De tels souvenirs ne s’effacent pas. Aussi a-t-elle juré de ne jamais, au grand jamais, tendre la main au ministre de son oncle, au meurtrier de son père, à Fouché, et de ne jamais respirer l’air de l’endroit où il se trouve. Ouvertement et d’un air provocant, elle montre au ministre, et devant toute la cour, son mépris et sa haine. Elle n’assiste à aucune fête ou manifestation où paraît ce régicide, ce renégat de ses propres opinions, et le mépris ironique et fanatique qu’elle a pour le transfuge stimule peu à peu chez tous les autres le sentiment de l’honneur. Finalement tous les membres de la famille royale sont unanimes à demander à Louis XVIII de chasser des Tuileries, maintenant que son pouvoir est assuré, avec opprobre et ignominie, le meurtrier de son frère.

On se rappelle que c’est seulement à contrecœur et parce qu’il en avait absolument besoin que Louis XVIII s’était laissé imposer Fouché comme ministre. À présent qu’il ne lui est plus utile, il lui donne son congé volontiers et avec joie. Dieu soit loué ! la pauvre duchesse ne sera plus exposée à rencontrer cette odieuse figure, dit-il, le sourire aux lèvres, en parlant de l’homme qui, sans se douter de rien, continue dans ses écrits à se donner pour son plus fidèle serviteur. Et Talleyrand, cet autre transfuge, reçoit du roi la mission de faire entendre à son camarade de la Convention et de l’époque napoléonienne que sa présence aux Tuileries est devenue indésirable.

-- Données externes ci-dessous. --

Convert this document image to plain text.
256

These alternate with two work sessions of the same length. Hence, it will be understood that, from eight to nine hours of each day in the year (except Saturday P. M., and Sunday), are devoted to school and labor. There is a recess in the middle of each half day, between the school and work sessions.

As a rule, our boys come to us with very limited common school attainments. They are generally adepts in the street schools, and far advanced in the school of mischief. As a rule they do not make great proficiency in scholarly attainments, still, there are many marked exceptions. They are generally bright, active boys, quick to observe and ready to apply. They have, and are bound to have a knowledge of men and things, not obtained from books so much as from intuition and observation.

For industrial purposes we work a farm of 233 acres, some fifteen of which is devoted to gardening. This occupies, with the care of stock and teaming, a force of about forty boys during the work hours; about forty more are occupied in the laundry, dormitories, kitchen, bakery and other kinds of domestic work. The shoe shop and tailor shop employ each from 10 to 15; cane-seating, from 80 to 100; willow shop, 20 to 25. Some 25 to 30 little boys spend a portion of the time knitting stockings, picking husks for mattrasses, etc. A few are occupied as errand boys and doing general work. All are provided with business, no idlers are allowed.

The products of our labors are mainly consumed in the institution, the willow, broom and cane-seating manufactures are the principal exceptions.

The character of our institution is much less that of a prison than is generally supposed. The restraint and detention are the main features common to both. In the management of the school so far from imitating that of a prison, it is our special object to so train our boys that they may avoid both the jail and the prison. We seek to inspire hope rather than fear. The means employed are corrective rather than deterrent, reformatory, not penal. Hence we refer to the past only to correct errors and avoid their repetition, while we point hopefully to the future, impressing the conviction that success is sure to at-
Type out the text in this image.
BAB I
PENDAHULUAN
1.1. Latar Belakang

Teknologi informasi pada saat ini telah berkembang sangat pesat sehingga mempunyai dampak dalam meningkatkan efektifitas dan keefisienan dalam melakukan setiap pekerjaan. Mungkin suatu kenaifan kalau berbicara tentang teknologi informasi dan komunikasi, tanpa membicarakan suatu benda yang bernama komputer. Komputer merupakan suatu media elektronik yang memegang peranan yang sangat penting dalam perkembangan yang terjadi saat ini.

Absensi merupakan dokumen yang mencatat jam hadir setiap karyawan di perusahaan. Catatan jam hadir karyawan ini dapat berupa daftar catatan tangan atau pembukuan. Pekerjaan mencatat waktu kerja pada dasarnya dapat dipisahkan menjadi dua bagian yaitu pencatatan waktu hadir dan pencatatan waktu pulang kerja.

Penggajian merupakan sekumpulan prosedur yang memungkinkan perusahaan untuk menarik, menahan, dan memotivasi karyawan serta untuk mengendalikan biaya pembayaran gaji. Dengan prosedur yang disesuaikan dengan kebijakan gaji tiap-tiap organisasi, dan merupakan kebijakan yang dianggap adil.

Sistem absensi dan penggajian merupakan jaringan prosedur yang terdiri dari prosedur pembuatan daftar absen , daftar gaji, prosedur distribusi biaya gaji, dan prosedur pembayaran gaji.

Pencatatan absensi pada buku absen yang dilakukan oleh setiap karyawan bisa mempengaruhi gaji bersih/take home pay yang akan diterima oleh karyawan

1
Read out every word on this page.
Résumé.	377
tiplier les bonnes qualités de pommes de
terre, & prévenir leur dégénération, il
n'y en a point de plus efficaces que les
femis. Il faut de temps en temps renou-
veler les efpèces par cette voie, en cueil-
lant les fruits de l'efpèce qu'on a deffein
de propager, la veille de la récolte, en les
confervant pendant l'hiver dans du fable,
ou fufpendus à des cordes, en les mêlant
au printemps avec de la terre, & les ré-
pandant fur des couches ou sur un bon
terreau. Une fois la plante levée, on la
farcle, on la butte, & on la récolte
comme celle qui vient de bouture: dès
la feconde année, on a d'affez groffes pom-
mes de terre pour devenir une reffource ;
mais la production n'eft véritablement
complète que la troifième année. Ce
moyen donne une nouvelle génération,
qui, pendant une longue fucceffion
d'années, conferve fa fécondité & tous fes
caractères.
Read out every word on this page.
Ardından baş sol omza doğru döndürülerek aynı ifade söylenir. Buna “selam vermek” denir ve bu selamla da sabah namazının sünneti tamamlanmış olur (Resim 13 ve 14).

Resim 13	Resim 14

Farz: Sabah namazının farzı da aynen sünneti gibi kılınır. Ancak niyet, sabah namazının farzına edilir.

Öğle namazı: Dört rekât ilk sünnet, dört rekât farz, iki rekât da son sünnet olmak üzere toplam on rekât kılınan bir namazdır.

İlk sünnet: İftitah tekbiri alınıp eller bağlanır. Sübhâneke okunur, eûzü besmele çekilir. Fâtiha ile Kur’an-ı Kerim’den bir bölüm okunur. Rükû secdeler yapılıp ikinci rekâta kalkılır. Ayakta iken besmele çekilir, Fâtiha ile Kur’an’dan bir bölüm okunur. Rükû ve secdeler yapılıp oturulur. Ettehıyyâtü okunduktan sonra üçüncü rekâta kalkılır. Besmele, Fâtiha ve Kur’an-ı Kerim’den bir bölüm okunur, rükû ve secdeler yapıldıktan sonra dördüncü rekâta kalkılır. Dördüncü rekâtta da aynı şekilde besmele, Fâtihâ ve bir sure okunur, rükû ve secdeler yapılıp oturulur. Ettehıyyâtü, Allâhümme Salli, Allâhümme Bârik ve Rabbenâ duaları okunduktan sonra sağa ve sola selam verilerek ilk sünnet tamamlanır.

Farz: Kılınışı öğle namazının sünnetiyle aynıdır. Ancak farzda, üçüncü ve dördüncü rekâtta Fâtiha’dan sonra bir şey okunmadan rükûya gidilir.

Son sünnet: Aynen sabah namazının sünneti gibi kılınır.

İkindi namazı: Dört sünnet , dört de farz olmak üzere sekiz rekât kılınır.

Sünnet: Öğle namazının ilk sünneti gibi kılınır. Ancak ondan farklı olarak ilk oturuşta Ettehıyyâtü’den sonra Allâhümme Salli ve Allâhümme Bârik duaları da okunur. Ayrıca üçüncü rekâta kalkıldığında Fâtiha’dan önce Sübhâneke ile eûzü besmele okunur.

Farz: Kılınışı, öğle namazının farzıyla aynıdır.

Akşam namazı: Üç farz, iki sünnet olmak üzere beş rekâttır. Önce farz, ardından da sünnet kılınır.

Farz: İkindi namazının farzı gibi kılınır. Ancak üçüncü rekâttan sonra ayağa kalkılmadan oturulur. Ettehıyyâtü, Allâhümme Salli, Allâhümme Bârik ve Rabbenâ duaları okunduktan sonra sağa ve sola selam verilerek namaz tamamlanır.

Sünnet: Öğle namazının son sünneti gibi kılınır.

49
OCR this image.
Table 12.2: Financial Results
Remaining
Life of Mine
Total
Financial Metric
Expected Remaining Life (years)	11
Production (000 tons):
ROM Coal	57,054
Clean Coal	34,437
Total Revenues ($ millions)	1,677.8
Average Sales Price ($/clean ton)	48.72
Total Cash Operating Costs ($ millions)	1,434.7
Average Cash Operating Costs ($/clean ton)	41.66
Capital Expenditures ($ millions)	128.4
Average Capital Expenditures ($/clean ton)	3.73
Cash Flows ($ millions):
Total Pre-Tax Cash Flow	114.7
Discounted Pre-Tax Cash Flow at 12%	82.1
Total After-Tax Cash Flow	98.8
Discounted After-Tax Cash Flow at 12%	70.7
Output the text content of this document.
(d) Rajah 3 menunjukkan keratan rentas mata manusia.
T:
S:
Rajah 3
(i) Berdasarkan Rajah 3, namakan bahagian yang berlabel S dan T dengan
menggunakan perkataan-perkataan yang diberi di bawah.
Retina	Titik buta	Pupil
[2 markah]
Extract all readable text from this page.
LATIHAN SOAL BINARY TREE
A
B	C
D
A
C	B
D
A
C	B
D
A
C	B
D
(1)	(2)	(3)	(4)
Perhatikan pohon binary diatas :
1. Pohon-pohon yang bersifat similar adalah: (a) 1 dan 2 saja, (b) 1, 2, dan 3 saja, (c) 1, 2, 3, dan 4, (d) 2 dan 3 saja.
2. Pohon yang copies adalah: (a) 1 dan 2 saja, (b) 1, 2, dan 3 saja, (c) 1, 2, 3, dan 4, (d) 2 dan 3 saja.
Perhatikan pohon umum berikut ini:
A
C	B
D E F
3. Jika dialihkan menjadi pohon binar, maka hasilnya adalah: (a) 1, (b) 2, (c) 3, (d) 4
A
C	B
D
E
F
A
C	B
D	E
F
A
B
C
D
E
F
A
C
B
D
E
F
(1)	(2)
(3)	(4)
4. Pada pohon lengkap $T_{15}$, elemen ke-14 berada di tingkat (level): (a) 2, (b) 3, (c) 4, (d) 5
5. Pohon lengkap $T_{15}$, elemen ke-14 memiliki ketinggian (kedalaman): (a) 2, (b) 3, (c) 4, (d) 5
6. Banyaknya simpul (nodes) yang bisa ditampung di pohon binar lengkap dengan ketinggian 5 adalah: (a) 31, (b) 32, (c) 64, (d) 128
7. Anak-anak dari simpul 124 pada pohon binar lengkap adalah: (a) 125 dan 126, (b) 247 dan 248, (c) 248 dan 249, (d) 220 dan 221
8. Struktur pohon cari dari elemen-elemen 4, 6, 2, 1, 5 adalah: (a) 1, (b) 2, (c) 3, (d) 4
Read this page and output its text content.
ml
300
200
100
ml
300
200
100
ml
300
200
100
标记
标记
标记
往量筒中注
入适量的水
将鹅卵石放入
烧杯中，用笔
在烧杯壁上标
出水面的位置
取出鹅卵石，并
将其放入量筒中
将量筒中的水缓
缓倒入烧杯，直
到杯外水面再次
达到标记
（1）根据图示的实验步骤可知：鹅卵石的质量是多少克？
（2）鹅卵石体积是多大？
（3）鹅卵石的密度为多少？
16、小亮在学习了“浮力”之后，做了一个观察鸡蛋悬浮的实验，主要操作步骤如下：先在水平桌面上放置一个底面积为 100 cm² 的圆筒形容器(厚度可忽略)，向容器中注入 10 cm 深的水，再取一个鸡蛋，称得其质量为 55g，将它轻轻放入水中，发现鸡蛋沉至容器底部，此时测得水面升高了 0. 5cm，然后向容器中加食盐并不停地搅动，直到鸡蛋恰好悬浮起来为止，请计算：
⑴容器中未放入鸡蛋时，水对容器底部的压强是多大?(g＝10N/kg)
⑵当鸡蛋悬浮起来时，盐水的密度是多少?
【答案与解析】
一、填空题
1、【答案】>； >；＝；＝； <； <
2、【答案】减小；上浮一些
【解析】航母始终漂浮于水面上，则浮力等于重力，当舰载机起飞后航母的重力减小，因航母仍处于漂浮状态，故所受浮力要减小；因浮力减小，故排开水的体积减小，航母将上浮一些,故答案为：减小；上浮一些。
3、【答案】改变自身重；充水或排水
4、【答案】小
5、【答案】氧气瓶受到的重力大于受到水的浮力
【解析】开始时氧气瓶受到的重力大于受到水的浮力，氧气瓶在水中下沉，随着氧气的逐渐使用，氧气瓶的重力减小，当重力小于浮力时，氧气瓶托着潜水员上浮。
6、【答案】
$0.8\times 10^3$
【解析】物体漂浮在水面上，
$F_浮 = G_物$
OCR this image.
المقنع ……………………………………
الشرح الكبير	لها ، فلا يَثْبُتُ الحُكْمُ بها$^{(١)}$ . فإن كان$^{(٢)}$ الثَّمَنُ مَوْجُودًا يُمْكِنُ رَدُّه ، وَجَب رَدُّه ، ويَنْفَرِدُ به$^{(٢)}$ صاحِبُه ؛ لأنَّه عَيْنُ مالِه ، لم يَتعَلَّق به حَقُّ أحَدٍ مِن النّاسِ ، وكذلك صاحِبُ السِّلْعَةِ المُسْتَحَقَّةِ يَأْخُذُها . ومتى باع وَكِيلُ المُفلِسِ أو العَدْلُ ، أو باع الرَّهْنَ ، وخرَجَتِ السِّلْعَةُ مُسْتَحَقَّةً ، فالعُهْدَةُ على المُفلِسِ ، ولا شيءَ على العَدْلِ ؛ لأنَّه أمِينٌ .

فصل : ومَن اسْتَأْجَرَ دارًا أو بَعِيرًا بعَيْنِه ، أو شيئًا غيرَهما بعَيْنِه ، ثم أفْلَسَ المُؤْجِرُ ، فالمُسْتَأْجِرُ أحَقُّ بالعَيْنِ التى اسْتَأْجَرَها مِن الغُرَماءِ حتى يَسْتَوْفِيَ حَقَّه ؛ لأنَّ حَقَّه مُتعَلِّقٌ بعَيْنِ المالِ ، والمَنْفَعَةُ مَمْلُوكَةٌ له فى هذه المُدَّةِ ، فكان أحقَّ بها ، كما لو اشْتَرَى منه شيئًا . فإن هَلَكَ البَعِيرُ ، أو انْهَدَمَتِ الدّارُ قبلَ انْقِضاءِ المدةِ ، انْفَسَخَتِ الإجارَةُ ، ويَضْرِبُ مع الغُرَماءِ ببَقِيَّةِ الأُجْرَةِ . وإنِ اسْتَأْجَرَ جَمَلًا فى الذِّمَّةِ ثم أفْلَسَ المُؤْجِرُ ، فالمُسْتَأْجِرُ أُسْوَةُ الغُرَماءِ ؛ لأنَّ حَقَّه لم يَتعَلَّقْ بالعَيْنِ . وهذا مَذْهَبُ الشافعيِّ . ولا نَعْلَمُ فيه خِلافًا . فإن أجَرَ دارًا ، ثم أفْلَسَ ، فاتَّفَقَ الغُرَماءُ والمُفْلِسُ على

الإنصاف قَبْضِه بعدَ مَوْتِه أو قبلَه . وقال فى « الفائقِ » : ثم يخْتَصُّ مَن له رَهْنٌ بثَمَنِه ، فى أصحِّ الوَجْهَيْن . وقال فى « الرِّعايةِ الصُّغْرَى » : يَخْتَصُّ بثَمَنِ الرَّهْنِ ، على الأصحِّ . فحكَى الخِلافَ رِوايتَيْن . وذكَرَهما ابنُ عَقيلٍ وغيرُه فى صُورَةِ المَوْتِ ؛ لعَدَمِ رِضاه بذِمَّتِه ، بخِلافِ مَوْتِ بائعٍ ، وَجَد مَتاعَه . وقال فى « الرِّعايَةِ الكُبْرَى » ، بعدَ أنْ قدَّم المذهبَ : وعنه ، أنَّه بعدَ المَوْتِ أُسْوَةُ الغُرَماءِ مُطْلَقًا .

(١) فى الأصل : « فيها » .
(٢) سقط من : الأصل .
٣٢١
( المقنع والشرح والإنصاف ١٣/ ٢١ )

Talleyrand se charge aisément de cette mission. Du reste, il a déjà de la peine à orienter ses voiles au souffle d’un royalisme violent. Il espère pouvoir plus facilement maintenir à flot son navire, en jetant du lest. Et le lest le plus lourd qu’il y ait dans son ministère, c’est ce régicide, son ancien complice Fouché : le faire passer par-dessus bord, cette besogne, en apparence pénible, il l’accomplit avec une adresse d’homme du monde vraiment admirable. Il ne lui annonce pas brutalement ou solennellement son renvoi ; non, en sa qualité de maître éprouvé de la forme, de gentilhomme d’une noblesse souveraine, il choisit une façon charmante de faire comprendre à Fouché que pour lui enfin la cloche a sonné midi. Ce dernier aristocrate du XVIII° siècle place toujours ses scènes de comédie et ses intrigues dans les coulisses d’un salon et cette fois encore, il revêt un brutal congédiement des formes les plus fines.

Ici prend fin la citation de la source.